The Daily Yonder notes that three Super Tuesday states—Minnesota, Colorado, and Oklahoma—have sizable American Indian populations that could affect the electoral outcomes. The article notes that, if we could just get past the identity politics and focus on real policies, we’d see that Oklahoma native, now Massachusetts Senator Elizabeth Warren, appears to pay the most attention to tribal issues:
Citizens of the three Cherokee Nations wrote a letter to Senator Warren asking her to renounce her claims of Cherokee and Delaware heritage. Despite this battle over identity politics, Warren has rolled out the most comprehensive tribal platform of all the presidential candidates and has done so with the endorsement of Representative Deb Haaland (Laguna Pueblo) of New Mexico. Haaland is one of the two Native American women serving in the U.S. House of Representatives.

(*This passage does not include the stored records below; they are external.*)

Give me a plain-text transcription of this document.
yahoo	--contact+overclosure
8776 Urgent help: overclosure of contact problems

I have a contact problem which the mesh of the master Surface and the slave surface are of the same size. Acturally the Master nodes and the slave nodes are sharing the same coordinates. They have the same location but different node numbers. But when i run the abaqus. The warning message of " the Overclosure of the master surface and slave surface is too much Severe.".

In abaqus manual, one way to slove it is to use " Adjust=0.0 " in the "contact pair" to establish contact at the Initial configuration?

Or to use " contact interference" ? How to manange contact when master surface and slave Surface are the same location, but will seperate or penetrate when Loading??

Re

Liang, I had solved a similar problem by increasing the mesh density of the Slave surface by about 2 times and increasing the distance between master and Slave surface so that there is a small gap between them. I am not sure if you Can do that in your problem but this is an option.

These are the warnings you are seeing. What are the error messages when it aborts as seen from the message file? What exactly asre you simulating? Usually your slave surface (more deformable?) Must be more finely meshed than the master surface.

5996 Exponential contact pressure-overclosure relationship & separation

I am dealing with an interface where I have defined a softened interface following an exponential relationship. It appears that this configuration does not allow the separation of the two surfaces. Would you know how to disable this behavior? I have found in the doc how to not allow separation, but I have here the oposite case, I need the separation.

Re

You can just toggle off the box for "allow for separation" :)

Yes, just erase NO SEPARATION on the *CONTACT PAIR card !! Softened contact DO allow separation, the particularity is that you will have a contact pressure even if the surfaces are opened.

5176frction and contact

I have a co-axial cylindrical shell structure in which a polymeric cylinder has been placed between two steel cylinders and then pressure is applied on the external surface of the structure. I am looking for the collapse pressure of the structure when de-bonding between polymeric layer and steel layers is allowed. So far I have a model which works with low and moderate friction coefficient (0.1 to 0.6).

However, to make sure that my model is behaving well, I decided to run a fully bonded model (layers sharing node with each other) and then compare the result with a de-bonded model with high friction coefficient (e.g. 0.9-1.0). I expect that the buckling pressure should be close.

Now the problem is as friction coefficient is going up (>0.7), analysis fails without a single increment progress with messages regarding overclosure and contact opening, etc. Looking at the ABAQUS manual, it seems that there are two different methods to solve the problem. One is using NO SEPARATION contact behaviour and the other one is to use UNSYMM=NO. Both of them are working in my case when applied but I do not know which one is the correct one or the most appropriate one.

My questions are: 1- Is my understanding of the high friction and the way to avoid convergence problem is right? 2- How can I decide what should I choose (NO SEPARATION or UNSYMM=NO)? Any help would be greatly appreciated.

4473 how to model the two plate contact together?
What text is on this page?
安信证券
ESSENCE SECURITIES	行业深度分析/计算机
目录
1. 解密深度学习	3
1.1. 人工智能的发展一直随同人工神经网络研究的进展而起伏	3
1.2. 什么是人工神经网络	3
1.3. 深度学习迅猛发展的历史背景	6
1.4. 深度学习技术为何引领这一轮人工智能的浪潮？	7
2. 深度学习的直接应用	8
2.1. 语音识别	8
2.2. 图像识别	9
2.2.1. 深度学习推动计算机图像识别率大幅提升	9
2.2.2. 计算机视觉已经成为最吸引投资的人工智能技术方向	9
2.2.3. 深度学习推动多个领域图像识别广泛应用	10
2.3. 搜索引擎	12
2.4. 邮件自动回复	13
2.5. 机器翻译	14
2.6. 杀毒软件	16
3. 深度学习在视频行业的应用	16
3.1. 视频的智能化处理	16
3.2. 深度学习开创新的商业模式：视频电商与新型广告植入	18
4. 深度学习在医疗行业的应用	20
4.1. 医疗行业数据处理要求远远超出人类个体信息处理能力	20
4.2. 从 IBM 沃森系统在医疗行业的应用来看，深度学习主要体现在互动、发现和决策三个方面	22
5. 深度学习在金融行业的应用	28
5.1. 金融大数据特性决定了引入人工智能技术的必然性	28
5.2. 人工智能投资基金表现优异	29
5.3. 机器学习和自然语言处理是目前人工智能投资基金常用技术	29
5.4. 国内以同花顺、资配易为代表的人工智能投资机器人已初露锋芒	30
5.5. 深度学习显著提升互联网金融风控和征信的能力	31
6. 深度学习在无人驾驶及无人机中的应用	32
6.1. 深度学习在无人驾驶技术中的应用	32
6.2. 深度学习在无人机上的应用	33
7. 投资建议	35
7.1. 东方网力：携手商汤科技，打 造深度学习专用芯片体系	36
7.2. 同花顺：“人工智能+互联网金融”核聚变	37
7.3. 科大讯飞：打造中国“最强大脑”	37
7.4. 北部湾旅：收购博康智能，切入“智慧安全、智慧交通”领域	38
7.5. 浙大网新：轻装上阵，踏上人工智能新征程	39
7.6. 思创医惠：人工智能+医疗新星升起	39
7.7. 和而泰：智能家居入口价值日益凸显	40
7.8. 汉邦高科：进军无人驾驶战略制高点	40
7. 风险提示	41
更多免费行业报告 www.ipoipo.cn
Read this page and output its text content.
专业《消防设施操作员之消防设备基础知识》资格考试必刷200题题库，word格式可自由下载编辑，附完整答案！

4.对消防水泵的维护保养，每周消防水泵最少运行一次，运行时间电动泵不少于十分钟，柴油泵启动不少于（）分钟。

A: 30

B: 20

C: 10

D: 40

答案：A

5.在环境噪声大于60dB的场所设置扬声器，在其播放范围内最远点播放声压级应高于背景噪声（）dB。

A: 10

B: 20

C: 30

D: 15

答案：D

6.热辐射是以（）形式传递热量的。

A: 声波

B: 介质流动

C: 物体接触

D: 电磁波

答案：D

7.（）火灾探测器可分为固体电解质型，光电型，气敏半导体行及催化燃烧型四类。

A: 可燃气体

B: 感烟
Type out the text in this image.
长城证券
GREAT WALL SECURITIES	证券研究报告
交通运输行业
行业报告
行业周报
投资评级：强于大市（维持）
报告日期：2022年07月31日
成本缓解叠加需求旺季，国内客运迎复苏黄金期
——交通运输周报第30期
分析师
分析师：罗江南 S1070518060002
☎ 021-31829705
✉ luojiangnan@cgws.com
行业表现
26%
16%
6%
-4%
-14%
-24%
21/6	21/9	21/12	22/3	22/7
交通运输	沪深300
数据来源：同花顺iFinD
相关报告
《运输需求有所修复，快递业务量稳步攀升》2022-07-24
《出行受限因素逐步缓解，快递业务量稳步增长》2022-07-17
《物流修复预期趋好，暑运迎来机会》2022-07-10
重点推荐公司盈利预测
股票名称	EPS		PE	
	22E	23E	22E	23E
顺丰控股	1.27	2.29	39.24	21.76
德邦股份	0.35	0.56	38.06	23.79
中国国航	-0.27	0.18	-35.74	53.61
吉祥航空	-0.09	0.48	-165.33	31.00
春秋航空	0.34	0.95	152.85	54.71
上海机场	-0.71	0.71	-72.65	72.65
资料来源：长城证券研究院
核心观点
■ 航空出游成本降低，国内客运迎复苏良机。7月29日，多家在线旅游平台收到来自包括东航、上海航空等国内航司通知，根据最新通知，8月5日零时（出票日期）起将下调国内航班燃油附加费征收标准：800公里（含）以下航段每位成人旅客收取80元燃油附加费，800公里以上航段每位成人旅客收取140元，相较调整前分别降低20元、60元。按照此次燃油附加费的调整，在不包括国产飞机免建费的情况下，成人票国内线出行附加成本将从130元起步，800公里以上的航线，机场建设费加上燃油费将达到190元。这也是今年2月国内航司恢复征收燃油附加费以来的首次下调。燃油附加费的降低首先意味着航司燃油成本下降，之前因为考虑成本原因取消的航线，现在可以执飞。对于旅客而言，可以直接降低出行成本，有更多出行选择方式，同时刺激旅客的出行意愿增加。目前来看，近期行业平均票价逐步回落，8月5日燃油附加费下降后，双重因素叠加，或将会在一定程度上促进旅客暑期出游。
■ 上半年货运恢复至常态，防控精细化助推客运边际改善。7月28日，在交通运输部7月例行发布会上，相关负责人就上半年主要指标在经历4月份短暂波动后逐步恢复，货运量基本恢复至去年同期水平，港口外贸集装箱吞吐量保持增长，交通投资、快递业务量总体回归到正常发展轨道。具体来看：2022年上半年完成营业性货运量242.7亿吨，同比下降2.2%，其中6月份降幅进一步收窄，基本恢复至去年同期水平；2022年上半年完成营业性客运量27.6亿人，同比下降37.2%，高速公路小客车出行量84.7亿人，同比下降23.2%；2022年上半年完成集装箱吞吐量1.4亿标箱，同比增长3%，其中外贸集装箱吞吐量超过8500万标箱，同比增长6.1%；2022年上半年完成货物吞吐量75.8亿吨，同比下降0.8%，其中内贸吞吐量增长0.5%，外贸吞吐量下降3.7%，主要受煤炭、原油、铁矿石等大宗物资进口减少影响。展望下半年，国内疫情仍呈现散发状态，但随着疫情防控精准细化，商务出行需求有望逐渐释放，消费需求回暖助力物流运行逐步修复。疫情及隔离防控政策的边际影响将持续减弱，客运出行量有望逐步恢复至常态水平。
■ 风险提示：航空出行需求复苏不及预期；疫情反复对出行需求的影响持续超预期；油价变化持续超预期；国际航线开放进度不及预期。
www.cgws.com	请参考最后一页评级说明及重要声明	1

Warren’s plan digs into Indian Country’s most technical policy problems, such as fractionated land holdings, financing hurdles for tribal governments and criminal prosecution of non-native criminals on tribal lands. Warren has drafted the most supportive tribal policy platform in presidential campaign history, but it may not translate into Native votes in Oklahoma because of the complex issues surrounding her heritage [Maria Givens, “Analysis: Three Super Tuesday States to Watch for the Native Vote,” The Daily Yonder, 2020.03.02].
It’s a lot easier to whip up a tweet about DNA tests and name-calling than it is to dissect the complicated issues of Native sovereignty, land ownership, and government finance. But voters, Indian or otherwise, who are willing to focus on policy will find Senator Warren gives them the most to talk about.